The evening had been unsettling, first seeing Dayna all crumpled up with sadness then putting on a smile for them, then Samara getting all emotional about it. She’d tried to hide it, but he could read her like the screen on his laptop. Maybe, just maybe, she was seeing her mother not as some terrible villainess—why, he still had no fucking clue—but as a woman who’d just lost her husband, the man she depended on. The man she loved.
Then to come back and apologize for losing her temper… Wow. Maybe she had grown up.
He blinked. He was staring into space, smiling at nothing. He tried again to focus on the spreadsheet he’d pulled up onto the screen.
Tomorrow, at the meeting, he had every intention of making sure the others agreed with him. There was always a chance that one of them thought they could take over. Hank Proshen, VP of Quality Control, could probably do it. But he didn’t have the...the...what was it? The special love of coffee that went so deep, was so intense... Passion. That’s what it was. That’s what he and Parker had shared—a passion for coffee, for the business, that couldn’t be taught.
Samara had it.
Shit.
The more he fought her, the more she dug her heels in. The more he tried to point out her lack of experience and her youth, the harder she argued. She’d always been like that.

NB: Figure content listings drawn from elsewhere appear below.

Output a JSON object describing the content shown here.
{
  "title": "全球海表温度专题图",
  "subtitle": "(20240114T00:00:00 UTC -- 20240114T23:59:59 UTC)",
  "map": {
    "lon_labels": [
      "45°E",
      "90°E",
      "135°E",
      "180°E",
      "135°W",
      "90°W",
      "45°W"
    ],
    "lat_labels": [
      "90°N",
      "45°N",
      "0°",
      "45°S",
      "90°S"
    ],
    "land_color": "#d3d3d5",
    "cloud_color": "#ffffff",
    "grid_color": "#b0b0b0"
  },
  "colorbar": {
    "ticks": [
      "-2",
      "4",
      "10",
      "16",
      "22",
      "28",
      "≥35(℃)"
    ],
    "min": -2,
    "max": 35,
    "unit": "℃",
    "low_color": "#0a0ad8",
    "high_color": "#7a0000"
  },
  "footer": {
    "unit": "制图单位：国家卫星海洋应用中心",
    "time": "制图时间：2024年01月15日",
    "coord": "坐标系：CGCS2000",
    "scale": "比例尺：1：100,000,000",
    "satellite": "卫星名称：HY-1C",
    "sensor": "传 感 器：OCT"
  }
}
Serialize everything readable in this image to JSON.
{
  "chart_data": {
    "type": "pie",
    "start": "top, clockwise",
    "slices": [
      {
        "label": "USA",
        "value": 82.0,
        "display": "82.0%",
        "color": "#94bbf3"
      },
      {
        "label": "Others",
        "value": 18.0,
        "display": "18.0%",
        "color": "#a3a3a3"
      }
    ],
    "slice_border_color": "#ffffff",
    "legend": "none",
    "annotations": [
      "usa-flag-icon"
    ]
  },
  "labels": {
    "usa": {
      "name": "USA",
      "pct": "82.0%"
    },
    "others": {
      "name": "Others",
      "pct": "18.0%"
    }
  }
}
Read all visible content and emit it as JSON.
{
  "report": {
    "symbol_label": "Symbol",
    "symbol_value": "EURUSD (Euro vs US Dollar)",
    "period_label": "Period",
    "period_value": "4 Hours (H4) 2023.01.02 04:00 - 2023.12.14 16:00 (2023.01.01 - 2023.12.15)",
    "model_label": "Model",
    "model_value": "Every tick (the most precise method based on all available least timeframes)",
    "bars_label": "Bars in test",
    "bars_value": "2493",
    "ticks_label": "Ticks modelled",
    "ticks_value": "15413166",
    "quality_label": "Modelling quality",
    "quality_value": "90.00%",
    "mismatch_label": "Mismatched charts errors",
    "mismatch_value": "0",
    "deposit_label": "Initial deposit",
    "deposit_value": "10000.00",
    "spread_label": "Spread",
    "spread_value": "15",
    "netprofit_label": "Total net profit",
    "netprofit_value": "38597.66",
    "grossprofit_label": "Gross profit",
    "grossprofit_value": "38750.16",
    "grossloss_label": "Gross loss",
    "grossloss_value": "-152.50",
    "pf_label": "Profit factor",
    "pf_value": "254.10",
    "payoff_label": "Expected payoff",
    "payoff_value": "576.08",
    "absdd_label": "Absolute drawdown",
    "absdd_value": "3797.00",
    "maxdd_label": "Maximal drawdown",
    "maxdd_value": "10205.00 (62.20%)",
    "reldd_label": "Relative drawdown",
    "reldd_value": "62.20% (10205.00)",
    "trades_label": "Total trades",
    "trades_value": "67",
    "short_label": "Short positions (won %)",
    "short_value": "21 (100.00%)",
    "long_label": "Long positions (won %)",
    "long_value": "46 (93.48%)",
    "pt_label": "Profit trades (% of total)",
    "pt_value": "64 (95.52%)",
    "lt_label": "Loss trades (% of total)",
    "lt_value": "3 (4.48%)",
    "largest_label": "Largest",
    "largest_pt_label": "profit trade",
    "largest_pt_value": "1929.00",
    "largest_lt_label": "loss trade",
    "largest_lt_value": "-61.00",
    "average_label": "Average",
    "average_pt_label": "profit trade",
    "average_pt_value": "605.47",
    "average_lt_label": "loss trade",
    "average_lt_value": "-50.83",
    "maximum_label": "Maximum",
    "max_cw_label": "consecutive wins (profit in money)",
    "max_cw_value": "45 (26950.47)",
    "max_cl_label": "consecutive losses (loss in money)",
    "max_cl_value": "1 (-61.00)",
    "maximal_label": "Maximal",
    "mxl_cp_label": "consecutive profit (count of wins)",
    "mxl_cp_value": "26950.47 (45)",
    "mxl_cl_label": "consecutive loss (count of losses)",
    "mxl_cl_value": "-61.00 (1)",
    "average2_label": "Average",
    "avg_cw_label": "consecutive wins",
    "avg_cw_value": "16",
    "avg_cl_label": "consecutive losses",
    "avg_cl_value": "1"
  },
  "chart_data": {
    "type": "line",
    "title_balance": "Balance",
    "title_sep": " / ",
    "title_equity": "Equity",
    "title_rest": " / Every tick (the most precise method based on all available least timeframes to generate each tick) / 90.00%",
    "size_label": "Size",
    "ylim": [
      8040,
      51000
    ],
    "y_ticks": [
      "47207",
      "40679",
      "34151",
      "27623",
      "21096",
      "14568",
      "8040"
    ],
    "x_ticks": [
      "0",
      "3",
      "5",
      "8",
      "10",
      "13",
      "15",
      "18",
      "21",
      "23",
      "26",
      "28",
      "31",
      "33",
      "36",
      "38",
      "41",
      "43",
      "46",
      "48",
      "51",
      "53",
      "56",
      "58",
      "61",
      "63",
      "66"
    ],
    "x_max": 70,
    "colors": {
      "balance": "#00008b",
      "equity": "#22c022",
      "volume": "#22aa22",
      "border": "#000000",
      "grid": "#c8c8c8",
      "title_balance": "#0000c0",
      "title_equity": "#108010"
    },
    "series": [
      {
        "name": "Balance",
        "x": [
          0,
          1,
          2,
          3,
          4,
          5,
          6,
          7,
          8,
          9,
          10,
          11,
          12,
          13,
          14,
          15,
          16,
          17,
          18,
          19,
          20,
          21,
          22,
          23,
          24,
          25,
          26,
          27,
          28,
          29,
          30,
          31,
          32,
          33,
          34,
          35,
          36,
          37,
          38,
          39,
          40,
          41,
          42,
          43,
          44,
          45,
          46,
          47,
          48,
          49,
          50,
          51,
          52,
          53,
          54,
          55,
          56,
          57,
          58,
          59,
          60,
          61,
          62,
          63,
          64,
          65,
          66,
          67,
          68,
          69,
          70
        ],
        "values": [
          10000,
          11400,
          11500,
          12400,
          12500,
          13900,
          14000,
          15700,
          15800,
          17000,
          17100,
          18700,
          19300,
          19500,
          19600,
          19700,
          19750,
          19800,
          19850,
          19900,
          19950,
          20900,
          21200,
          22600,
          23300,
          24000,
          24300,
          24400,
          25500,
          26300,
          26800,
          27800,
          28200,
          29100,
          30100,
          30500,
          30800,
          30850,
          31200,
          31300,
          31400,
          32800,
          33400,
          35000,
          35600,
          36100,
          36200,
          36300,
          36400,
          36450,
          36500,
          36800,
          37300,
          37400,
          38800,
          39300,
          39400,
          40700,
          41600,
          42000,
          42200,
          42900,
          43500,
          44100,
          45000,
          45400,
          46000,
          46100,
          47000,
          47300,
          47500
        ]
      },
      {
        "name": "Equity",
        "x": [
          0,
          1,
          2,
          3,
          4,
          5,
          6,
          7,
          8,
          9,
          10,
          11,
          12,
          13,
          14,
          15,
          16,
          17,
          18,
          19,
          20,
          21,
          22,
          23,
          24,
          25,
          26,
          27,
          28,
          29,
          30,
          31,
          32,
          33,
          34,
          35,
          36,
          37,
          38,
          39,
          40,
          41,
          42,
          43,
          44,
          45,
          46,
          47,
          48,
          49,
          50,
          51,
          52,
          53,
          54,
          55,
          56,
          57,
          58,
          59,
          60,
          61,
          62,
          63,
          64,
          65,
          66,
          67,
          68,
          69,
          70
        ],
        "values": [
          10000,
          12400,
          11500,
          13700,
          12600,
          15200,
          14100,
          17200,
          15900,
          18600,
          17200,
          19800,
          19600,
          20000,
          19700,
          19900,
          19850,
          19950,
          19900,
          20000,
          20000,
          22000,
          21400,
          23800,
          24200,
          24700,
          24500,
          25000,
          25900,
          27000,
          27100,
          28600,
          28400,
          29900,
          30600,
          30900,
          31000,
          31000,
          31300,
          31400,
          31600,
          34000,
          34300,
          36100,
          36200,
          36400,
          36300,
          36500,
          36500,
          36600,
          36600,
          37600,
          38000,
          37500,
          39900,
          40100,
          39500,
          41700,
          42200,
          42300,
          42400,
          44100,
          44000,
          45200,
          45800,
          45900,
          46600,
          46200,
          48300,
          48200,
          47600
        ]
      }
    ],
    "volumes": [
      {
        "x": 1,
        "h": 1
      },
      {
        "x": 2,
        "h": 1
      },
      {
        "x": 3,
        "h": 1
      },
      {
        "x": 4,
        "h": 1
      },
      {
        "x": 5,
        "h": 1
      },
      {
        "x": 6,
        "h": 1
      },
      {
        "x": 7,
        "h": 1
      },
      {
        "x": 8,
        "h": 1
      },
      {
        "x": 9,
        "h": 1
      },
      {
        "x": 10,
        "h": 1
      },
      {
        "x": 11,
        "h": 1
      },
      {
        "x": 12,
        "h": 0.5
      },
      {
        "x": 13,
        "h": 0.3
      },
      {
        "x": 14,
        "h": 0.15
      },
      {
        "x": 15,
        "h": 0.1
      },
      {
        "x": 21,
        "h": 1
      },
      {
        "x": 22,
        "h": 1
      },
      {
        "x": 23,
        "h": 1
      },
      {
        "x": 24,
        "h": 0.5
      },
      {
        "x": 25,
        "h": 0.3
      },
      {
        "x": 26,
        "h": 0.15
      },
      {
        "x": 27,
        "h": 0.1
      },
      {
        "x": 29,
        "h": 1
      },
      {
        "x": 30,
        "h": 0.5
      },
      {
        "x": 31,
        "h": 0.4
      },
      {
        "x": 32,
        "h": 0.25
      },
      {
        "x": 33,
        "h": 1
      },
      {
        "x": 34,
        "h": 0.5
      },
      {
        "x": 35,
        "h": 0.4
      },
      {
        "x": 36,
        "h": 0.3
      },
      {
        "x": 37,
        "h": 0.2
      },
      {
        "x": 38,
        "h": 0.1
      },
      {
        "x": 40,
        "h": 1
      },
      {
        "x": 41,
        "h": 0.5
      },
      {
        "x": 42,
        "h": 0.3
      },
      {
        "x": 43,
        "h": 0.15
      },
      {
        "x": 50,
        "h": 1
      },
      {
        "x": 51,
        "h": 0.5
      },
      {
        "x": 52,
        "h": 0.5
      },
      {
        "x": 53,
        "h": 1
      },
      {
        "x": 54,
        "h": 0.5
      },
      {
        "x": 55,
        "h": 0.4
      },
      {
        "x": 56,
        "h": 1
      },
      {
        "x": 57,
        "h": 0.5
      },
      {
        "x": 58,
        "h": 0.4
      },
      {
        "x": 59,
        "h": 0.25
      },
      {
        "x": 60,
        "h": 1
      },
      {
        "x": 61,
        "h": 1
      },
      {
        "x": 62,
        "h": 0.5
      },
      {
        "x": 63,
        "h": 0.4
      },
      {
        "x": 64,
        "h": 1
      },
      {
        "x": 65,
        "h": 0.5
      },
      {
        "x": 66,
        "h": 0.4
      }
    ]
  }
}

With a sigh, he powered down the computer. He wasn’t getting anything done. Samara was giving him brainspin.
What he should be doing was going out with old friends, friends he hadn’t seen much over the last seven years since he’d been living in L.A. Maybe even look up an old girlfriend or two.
Bah. He knew that wasn’t going to happen. Even seven years ago, there hadn’t been a woman who could hold his interest like Samara. Thinking about seventeen-year-old Samara made his gut clench. That familiar guilt ate at his insides. But...she wasn’t seventeen anymore.
He picked up his cell phone and his car keys and headed out.
Samara was ready for a battle. After spending the evening studying everything she could, she’d hardly slept all night as her mind played over different scenarios. Maybe the others would be totally behind her. Or maybe they’d laugh in her face and tell her to go back to San Francisco.
It was up to her to show them she was mature, capable and knowledgeable. So she dressed in the black suit she’d brought as a potential funeral outfit and pulled her hair back into a neat, low ponytail.
When she arrived at Cedar Mill headquarters, she first called Jennifer in San Francisco to go over some things, then logged into her own email, took care of some business issues, delegated some others. Then she dove into more reading, trying to get up to speed on as many issues as she could so she’d be prepared for that meeting. When her neck started to ache and her attention wavered, she picked up the phone and made a couple more phone calls to Matagalpa, but again, she had no luck reaching Javier.
Reviewing her father’s email inbox again, she decided she could follow up with Duane Scanlon, the CEO of Alpha Air, about the meeting they’d had just before Parker had left for Matagalpa. Here at least she had a file to refer to, with a detailed proposal done up in writing for a partnership between Cedar Mill and Alpha Air for the airline to serve only Cedar Mill coffees on all its flights.
She picked up the phone and called Duane Scanlon. When she got through to him and introduced herself, she explained the reason for her call.
“Well, that’s very nice of you to follow up,” Duane said. “But I just got a voice mail from Travis Murray.”
“Oh.” Samara scowled. “I’m so sorry. He didn’t tell me he was going to call you.”
“Who’s running the show there now?” he asked, although his tone was mild. “You two need to get your act together.”
Shit. She’d made them look like idiots. She closed her eyes briefly.